Academic financial text books have, to a large extent, focused on beta and the so called efficient market. Active Portfolio Management was groundbreaking when it was first published in 1994 as instead it was devoted to the practical process of generating alpha from a quantative angle. Richard Grinold and Ronald Kahn, today retired and at BlackRock respectively, share a history in academia, at BARRA and above all at the quant behemoth Barclays Global Investors where they both held leading positions while writing this book.
Even though the book is full of financial theory the approach is practical. The topic at hand is the generation of risk adjusted relative returns. The market returns are always the baseline and success is measured by the IR (the ratio of residual return to residual variance) rather than an academic Sharpe ratio. When I first read this book 10 – 12 years ago I didn’t by any means find it enjoyable. It’s thick, theoretical, filled with formulas and I was frankly not ready for it.
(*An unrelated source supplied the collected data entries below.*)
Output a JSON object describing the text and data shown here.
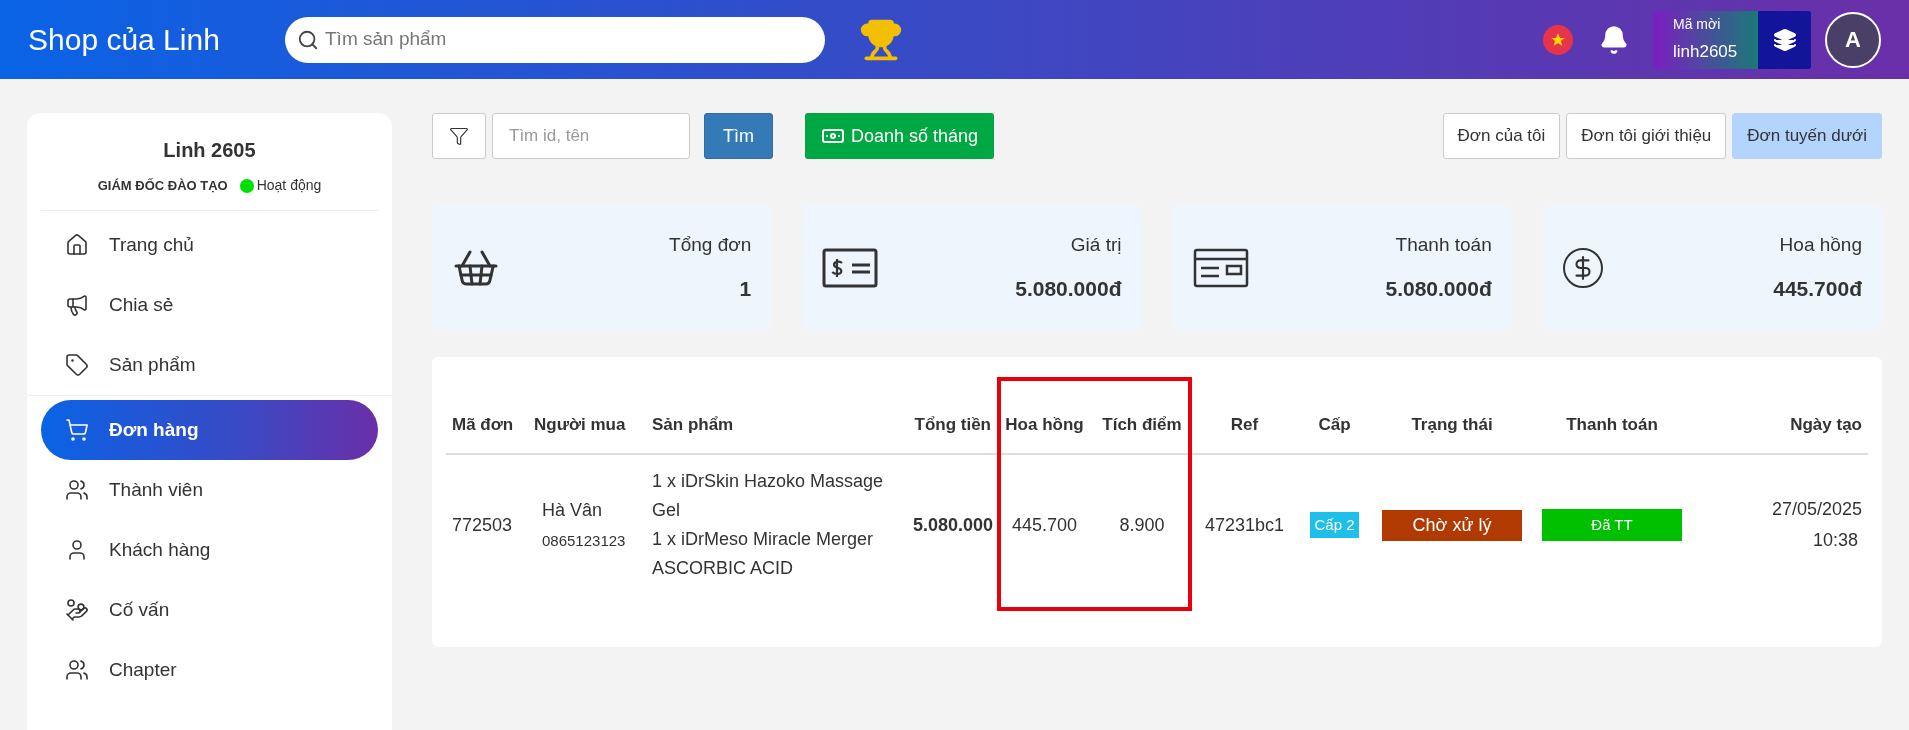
{
  "header": {
    "title": "Shop của Linh",
    "search": {
      "placeholder": "Tìm sản phẩm"
    },
    "invite": {
      "label": "Mã mời",
      "code": "linh2605"
    },
    "avatar": "A"
  },
  "profile": {
    "name": "Linh 2605",
    "role": "GIÁM ĐỐC ĐÀO TẠO",
    "status": "Hoạt động",
    "online": true
  },
  "sidebar": {
    "items": [
      {
        "label": "Trang chủ",
        "selected": false
      },
      {
        "label": "Chia sẻ",
        "selected": false
      },
      {
        "label": "Sản phẩm",
        "selected": false
      },
      {
        "label": "Đơn hàng",
        "selected": true
      },
      {
        "label": "Thành viên",
        "selected": false
      },
      {
        "label": "Khách hàng",
        "selected": false
      },
      {
        "label": "Cố vấn",
        "selected": false
      },
      {
        "label": "Chapter",
        "selected": false
      }
    ]
  },
  "toolbar": {
    "search": {
      "placeholder": "Tìm id, tên"
    },
    "search_button": "Tìm",
    "sales_button": "Doanh số tháng",
    "tabs": [
      {
        "label": "Đơn của tôi",
        "selected": false
      },
      {
        "label": "Đơn tôi giới thiệu",
        "selected": false
      },
      {
        "label": "Đơn tuyến dưới",
        "selected": true
      }
    ]
  },
  "stats": [
    {
      "label": "Tổng đơn",
      "value": "1"
    },
    {
      "label": "Giá trị",
      "value": "5.080.000đ"
    },
    {
      "label": "Thanh toán",
      "value": "5.080.000đ"
    },
    {
      "label": "Hoa hồng",
      "value": "445.700đ"
    }
  ],
  "table": {
    "columns": [
      {
        "label": "Mã đơn",
        "highlighted": false
      },
      {
        "label": "Người mua",
        "highlighted": false
      },
      {
        "label": "Sản phẩm",
        "highlighted": false
      },
      {
        "label": "Tổng tiền",
        "highlighted": false
      },
      {
        "label": "Hoa hồng",
        "highlighted": true
      },
      {
        "label": "Tích điểm",
        "highlighted": true
      },
      {
        "label": "Ref",
        "highlighted": false
      },
      {
        "label": "Cấp",
        "highlighted": false
      },
      {
        "label": "Trạng thái",
        "highlighted": false
      },
      {
        "label": "Thanh toán",
        "highlighted": false
      },
      {
        "label": "Ngày tạo",
        "highlighted": false
      }
    ],
    "rows": [
      {
        "id": "772503",
        "buyer": "Hà Vân",
        "phone": "0865123123",
        "products": [
          "1 x iDrSkin Hazoko Massage Gel",
          "1 x iDrMeso Miracle Merger ASCORBIC ACID"
        ],
        "total": "5.080.000",
        "commission": "445.700",
        "points": "8.900",
        "ref": "47231bc1",
        "level": {
          "label": "Cấp 2",
          "color": "#1ebfe8"
        },
        "status": {
          "label": "Chờ xử lý",
          "color": "#b03a02"
        },
        "payment": {
          "label": "Đã TT",
          "color": "#00c000"
        },
        "date": "27/05/2025",
        "time": "10:38"
      }
    ]
  }
}
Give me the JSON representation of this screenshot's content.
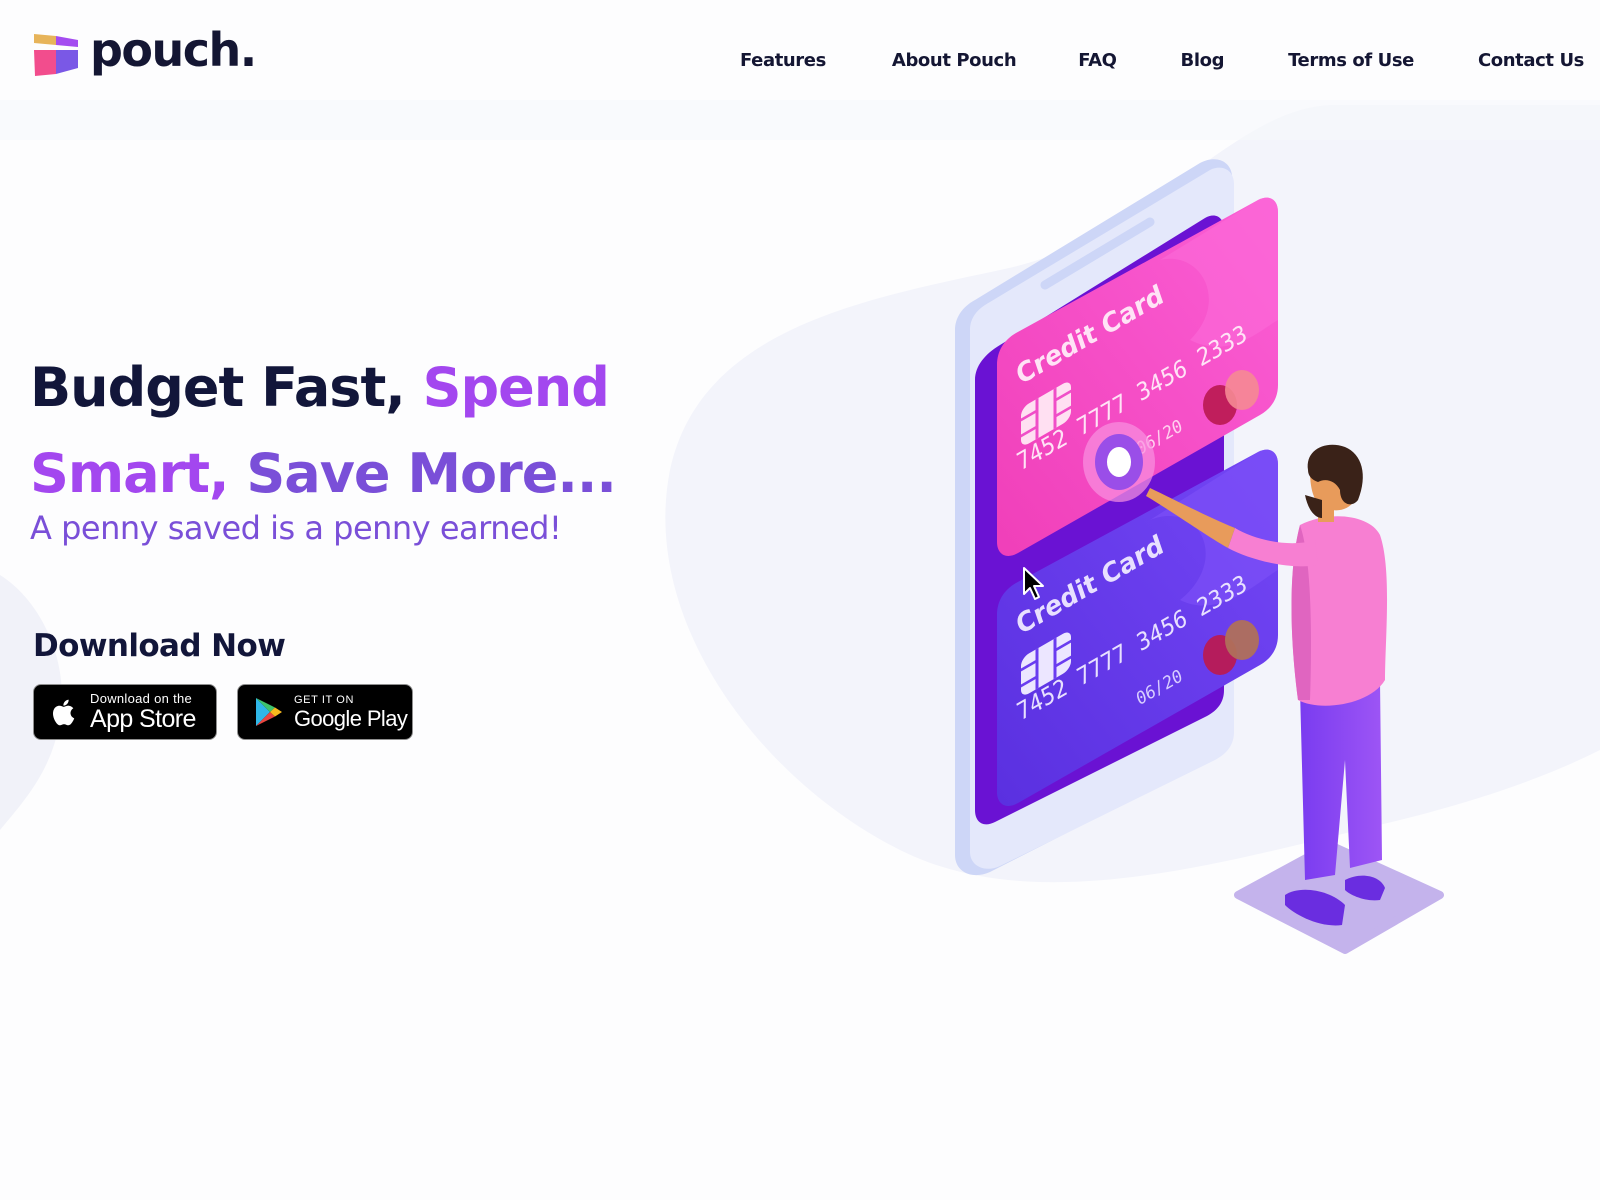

Yet, over the years I find myself returning to the key concepts of the book over and over again. Out of the four parts the first lays out the authors’ theories and then the latter three cover the practical work of a quant PM.
The claim to fame of the book is a concept called The Fundamental Law of Active Management that reads IR=IC*√BR. It states that there are two sources of oportunities to increase the information ratio. The first is the ability to forecast asset’s residual return, measured by the information coefficient. The IC is the connection between forecasts and eventual returns, IC=2*(N1/N)-1 where N1 denotes the number of correct bets and N the total number of bets made. It’s a measure of skill. Active asset management is all about forecasting. Success in forecasting doesn’t only hinge on doing things right but also on doing the right thing, i.e. not only on the PMs skill but on wheather the pond he is fishing in is promissing. This is where BGIs quant signals come into play but also Warren Buffett’s concept of Graham and Doddsville. The second source of IR is breadth – the number of independent active oportunities per year the PM have to use his skill on. IC is about the quality of investment opportunities while BR is about the quantity of investment opportunities through coverage of more securities or a higher frequency of opportunities. It is for example more valuable to be able to forecast the returns of 1600 stocks than 1100 stocks. To increase the IR from 0,5 to 1,0 one would need to double skill, increase breadth by a factor of four or some combination of the two. This additive value of further breadth requires investment opportunities to be totally uncorrelated (this favours an eclectic investment style). If a new opportunity is fully correlated to a previous one it adds no IR. Most opportunities fall somewhere in between.
Often the asset management process focuses excessively on the quality of bets versus the quantity. The concept of breadth emphasizes the negative secondary effects that come with placing limits on an investment process with an edge. It’s not only that limiting the investment universe deducts IR, the implications are broader. Limiting yourself to being long only lowers IR. Placing restrictions on the amount of cash in the portfolio lowers IR, so does demanding sector neutrality in an equity portfolio etc. In reality you only need to have a very small edge, say a 0,52 hit ratio to create a great IR if the breadth is large – so don’t constrain yourself without good cause.
The opening line of the book reads “The art of investing is evolving into the science of investing.” In many ways the book was a precursor to today’s world of multifactor risk factor models, exotic betas etc., i.e. the systematization of all the alpha signals that can be systemized - leaving precious little pure alpha for traditional active investors. In an interview Grinold stated “The goal is to replace heroic personalities contending in an atmosphere of greed and fear with compelling hypotheses subjected to hard data.” This is an important book, but I kind of like my heroes.